Dani McKenzie’s paintings speak of a past quickly fading from sight like the view from a car window. Based on the vernacular photographs and crackly home movies one might find tucked away in a shoebox at a garage sale, frequent features in McKenzie’s work are picturesque landscapes, caravans and cars, each conceptually linking her images to the journey – to place, through time and into memory.

Everyday life in suburban culture is also a predominant fixture in McKenzie’s visual repertoire. Clothing styles and car models suggest her protagonists are placed within the mid-20th century, with women in swimsuits and hair perfectly swept into scarves, and children posing with their pets in idyllic country locales. McKenzie’s paintings exude a beguiling sense of movement, an effect she achieves by lightly dragging her brush across the painted surface.

This disruption of the image does not result in a messy picture plane, instead, it emphasises McKenzie’s technical skill as a painter. Colours are expertly blended and brushstrokes remain precise despite an overall blurriness. Not unlike the dreamy facades produced by soft-focus camera filters trained on the faces of aging television stars, the visual slippage in McKenzie’s work denies the viewer an opportunity to focus on detail.

A consistent favourite with collectors, McKenzie’s most recent exhibitions has been hugely successful. Visions, McKenzie’s 2019 solo exhibition at MARS Gallery in Melbourne, and her 2020 Recognising Strangers at Sydney’s Olsen Gallery, each sold out within days. In anticipation of similar demand for McKenzie’s February 2021 exhibition at MARS, director Andy Dinan already has a sizable waiting list. “People get very cross with me when there are no works available and beg me to let them know first when they come in,” she says.
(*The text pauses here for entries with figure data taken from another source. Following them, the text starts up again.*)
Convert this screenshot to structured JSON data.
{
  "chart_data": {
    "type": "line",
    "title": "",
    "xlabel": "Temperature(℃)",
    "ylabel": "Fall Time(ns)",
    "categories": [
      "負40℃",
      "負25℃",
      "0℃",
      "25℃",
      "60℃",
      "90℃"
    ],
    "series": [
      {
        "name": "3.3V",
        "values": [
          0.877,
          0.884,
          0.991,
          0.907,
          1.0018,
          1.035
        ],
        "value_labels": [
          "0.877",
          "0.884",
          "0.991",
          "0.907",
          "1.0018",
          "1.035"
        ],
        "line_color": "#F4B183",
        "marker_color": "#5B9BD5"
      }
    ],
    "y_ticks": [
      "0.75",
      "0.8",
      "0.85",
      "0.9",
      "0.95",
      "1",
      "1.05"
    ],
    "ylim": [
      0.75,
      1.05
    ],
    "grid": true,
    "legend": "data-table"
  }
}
With works held in private collections throughout Australia, Singapore, the UK, USA and Europe, McKenzie is a quiet high achiever.

Presented with an Outstanding Academic Achievement Award at the culmination of both her Bachelor of Fine Arts Honours and Master of Fine Arts degrees from Sydney’s National Art School, McKenzie followed this academic success with an Onslow Storrier Residency at the Cité Internationale des Arts in Paris in mid-2017.

In 2019, her oil on linen painting, Camp, won the Bayside Acquisitive Art Prize. In addition to her 2021 solo show at MARS and being a finalist in the 2020 Muswellbrook Art Prize, McKenzie will soon travel to Paris to partake in her second residency at the Cité.

Image: Dani McKenzie, Boy, 2020. Oil on linen, 46 x 46cm. Courtesy: the artist and MARS Gallery, Melbourne.